For the most part, they appeared to be Tehran University students backing their embassy colleagues rather than the throngs of south Tehran's unemployed and slum-dwellers who in the past have answered demonstration calls in massive numbers.
Iranian television tonight said pro-militant demonstrations also took place in the provincial capitals of Tabriz and Shiraz, but there was no independent corroboration.
At the height of the tension this afternoon the militants' spokesman challenged the Revolutionary Council to send a member through an obviously hostile crowd.
"If the Revolutionary Council introduces its representative or representatives," a spokesman said, "the transfer of the hostages will be possible, but the reaction of the people here will show whether they agree or not."
Central to the militants' denunciation of the "compromisers" favoring the commission's visit, the hostages' transfer, or both, was their conviction that these were tactics designed to solve the U.S.-Iranian crisis and free the hostages.
Khomeini decreed two weeks ago that a solution to the hostage question must await formation of a new parliament to be elected later this month. The parliament is not expected to be able to deal with the hostage question until mid-April at the earliest.
The first inkling of trouble in the transfer plans came this morning when the captors denounced Ghotbzadeh's demands that they evacuate the 27-acre U.S. Embassy compound as well as allow the transfer of the hostages to government authorities.
The militants said they would deliver the hostages at 5 p.m. Saturday to the Revolutionary Council, but only on receipt of written orders.
By midmorning the captors had rejected Ghotbzadeh as the Revolutionary Council overseer for the operation and said he had lied in claiming to have had Khomeini's direct backing for the transfer.
But in the only sign of the day that the plan was proceeding according to shcedule, crews from state-run television entered the embassy grounds in apparent compliance with the militants' demands that the hostages be filmed and undergo medical checksbefore their transfer.
The main 2 p.m. radi news broadcast contained Khomeini's statement: "In some newspaper the transfer of the hostages to the Revolutionary Council has been attributed to the Imam," as Khomeini is called. "So we must say he is silent in this case and has given the right to parliament to decide about the hostages."

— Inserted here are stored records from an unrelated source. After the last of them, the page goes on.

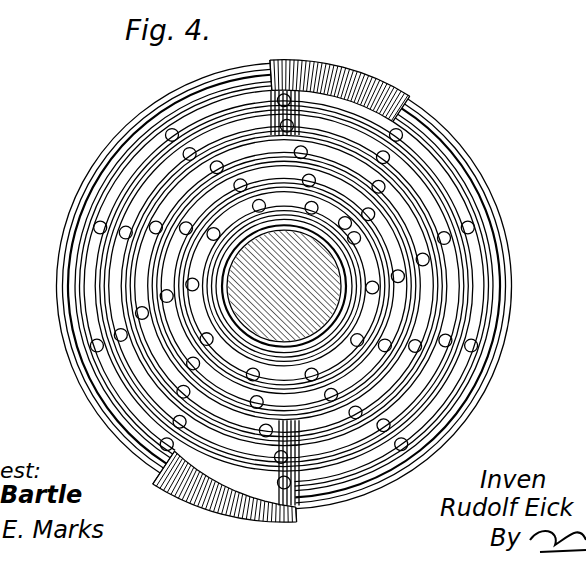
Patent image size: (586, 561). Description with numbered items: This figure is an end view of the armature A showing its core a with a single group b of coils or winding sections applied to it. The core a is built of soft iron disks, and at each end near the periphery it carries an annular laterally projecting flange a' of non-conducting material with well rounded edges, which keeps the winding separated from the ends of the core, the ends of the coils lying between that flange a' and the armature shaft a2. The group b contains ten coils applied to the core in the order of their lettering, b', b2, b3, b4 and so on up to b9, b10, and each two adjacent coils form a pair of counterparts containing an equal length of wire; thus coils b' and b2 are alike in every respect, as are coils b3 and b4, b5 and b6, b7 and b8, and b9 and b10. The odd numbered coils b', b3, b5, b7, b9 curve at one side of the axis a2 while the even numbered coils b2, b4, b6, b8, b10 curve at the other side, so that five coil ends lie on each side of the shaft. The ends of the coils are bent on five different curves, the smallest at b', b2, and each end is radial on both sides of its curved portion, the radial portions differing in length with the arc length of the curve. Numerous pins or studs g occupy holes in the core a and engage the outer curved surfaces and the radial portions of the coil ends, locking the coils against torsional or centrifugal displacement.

The armature A is at (283, 285).
The core a is at (284, 286).
The annular laterally projecting flange a' is at (283, 285).
The armature shaft a2 is at (284, 286).
The group of coils b is at (281, 285).
The coil b' is at (424, 288).
The coil b2 is at (207, 257).
The coil b3 is at (390, 302).
The coil b4 is at (180, 267).
The coil b5 is at (418, 289).
The coil b6 is at (148, 288).
The coil b7 is at (440, 270).
The coil b8 is at (127, 308).
The coil b9 is at (465, 243).
The coil b10 is at (100, 337).
The pins or studs g is at (165, 127).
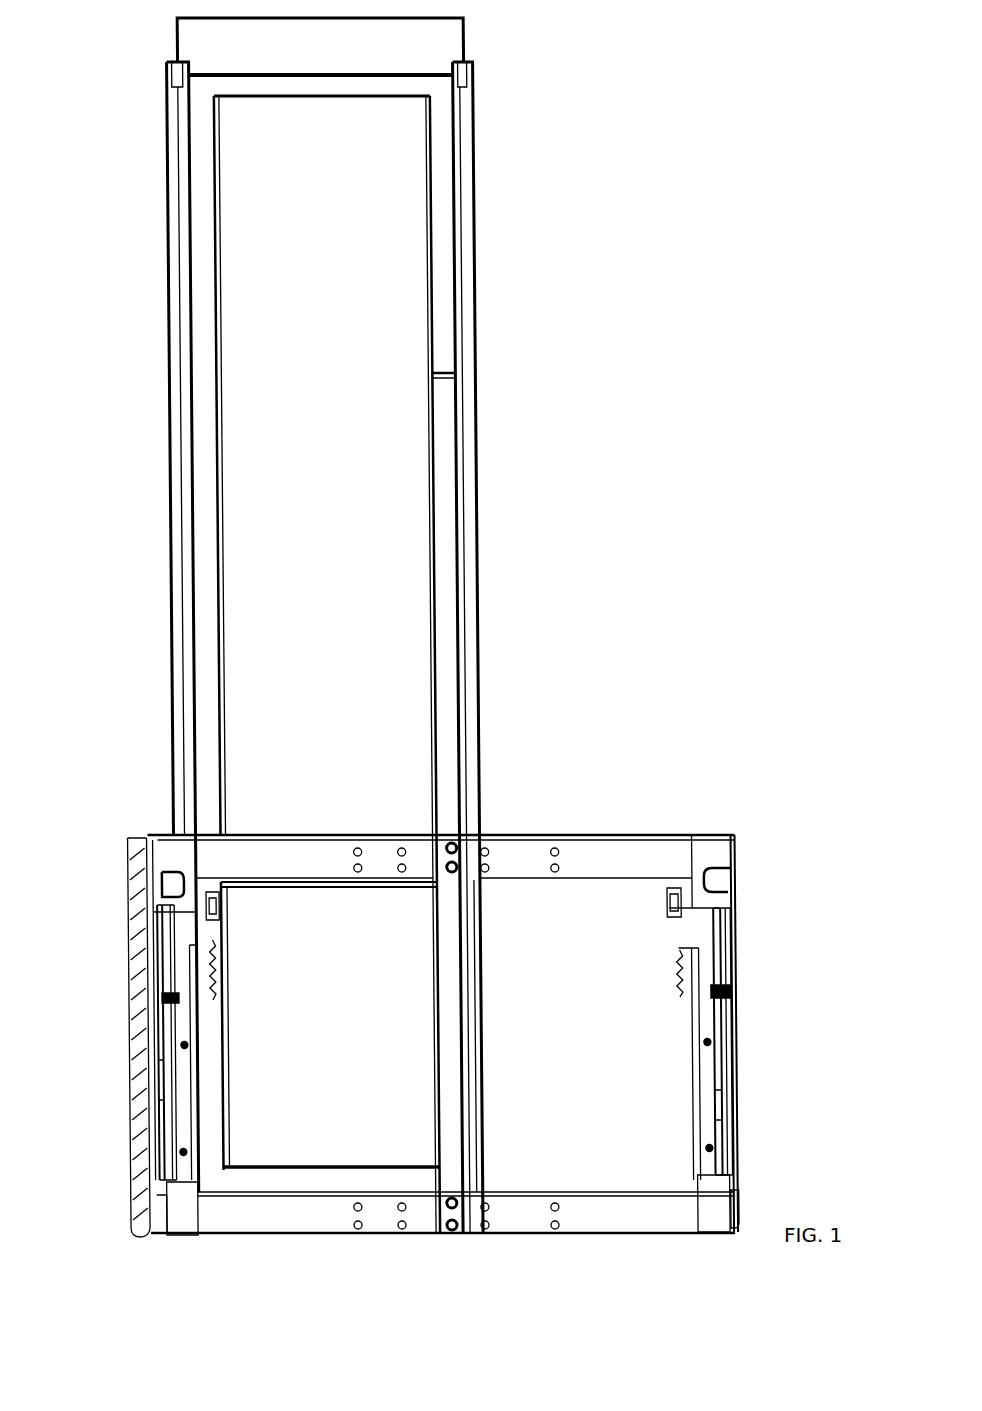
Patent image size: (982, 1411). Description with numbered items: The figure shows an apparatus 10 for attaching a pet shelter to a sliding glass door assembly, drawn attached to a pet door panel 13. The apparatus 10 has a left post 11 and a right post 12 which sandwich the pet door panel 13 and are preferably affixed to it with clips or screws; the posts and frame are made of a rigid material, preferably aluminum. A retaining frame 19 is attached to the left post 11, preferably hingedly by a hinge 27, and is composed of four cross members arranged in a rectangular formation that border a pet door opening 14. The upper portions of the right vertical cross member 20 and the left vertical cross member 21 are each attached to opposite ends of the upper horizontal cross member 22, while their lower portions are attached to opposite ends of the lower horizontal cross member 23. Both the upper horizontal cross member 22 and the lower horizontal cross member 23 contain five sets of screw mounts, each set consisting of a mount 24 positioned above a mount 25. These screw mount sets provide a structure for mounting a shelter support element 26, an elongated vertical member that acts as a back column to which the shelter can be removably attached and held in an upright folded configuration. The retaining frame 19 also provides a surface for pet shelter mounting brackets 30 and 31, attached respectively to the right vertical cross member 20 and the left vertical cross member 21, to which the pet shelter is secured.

The apparatus 10 is at (450, 628).
The left post 11 is at (179, 100).
The right post 12 is at (466, 88).
The pet door panel 13 is at (273, 236).
The pet door opening 14 is at (361, 1023).
The retaining frame 19 is at (728, 835).
The right vertical cross member 20 is at (712, 876).
The left vertical cross member 21 is at (169, 1205).
The upper horizontal cross member 22 is at (624, 862).
The lower horizontal cross member 23 is at (594, 1220).
The screw mount 24 is at (347, 852).
The screw mount 25 is at (347, 868).
The shelter support element 26 is at (441, 437).
The hinge 27 is at (137, 868).
The pet shelter mounting bracket 30 is at (694, 920).
The pet shelter mounting bracket 31 is at (174, 932).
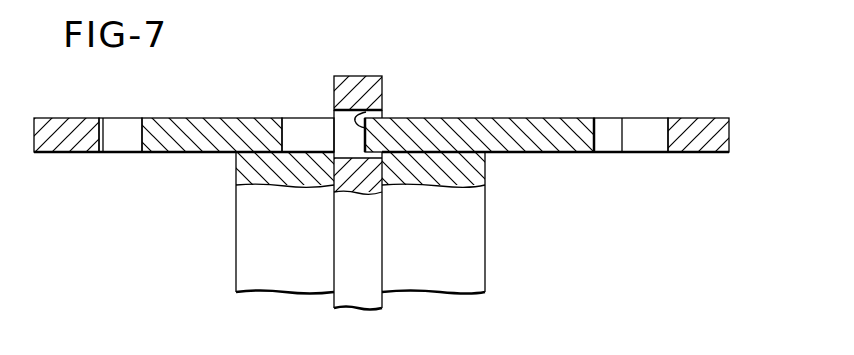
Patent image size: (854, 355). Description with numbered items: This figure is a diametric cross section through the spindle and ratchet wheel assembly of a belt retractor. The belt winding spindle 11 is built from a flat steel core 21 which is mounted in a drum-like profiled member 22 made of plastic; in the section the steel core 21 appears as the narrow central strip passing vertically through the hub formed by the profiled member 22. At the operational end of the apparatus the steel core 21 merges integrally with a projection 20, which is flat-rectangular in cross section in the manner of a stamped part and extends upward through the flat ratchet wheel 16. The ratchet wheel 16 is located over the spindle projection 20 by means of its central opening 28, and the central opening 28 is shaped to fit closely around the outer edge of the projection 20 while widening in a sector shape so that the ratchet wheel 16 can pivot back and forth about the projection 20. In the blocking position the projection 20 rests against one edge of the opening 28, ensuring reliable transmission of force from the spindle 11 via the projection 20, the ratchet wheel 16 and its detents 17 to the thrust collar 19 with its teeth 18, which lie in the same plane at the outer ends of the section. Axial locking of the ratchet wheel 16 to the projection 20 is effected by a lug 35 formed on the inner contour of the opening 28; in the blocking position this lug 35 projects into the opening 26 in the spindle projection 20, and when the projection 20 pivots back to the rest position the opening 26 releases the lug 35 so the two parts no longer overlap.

The belt winding spindle 11 is at (487, 197).
The ratchet wheel 16 is at (473, 122).
The detents 17 is at (115, 125).
The teeth 18 is at (637, 127).
The thrust collar 19 is at (63, 125).
The projection 20 is at (358, 169).
The flat steel core 21 is at (340, 228).
The profiled member 22 is at (475, 240).
The opening 26 is at (338, 125).
The central opening 28 is at (295, 130).
The lug 35 is at (369, 111).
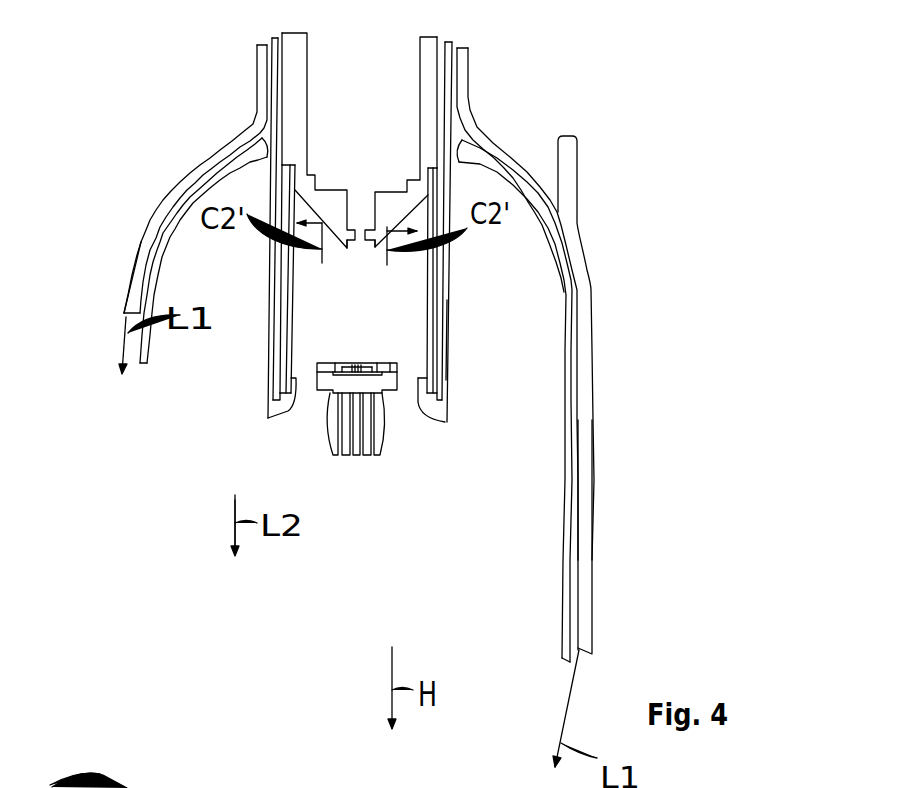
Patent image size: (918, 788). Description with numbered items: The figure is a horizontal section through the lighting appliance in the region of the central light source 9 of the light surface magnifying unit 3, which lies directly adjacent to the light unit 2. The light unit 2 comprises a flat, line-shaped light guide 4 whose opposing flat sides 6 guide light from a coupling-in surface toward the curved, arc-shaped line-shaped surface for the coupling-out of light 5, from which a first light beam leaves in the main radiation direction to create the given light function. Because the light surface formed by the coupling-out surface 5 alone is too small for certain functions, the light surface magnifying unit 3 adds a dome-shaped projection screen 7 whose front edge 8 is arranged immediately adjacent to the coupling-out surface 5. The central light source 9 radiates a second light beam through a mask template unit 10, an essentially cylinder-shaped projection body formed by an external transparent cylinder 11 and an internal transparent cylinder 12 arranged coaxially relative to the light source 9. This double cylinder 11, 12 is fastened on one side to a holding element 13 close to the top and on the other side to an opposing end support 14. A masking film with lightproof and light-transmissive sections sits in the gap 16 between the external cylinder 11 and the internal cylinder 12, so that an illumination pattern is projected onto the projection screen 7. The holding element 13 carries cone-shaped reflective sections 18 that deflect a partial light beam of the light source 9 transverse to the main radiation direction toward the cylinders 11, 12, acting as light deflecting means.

That statement did not actually constitute Khomeini's denunciation of the transfer plans, but it did put Bhotbzadeh and Bani-sadr on the defensive. t
Ban-Sadr countered by saying that in his Thursday morning meeting with Khomeini, which has been interpreted as approving the transfer plans, it was the ayatollah's son, Ahmad, who brought up the transfer plan originally formulated by the students themselves. Bani-Sadr indicated that Ahmad's action constituted Khomeini's approval.
Ghotbzadeh said Khomeini has "not issued a direct order to me" about approving the transfer plans, but had explicity entrusted the Revolutionary Council with dealing with the hostage question. In turn, the Revolutionary Council had empowered him to carry out the details and the transfer plans, Ghotbzadeh said.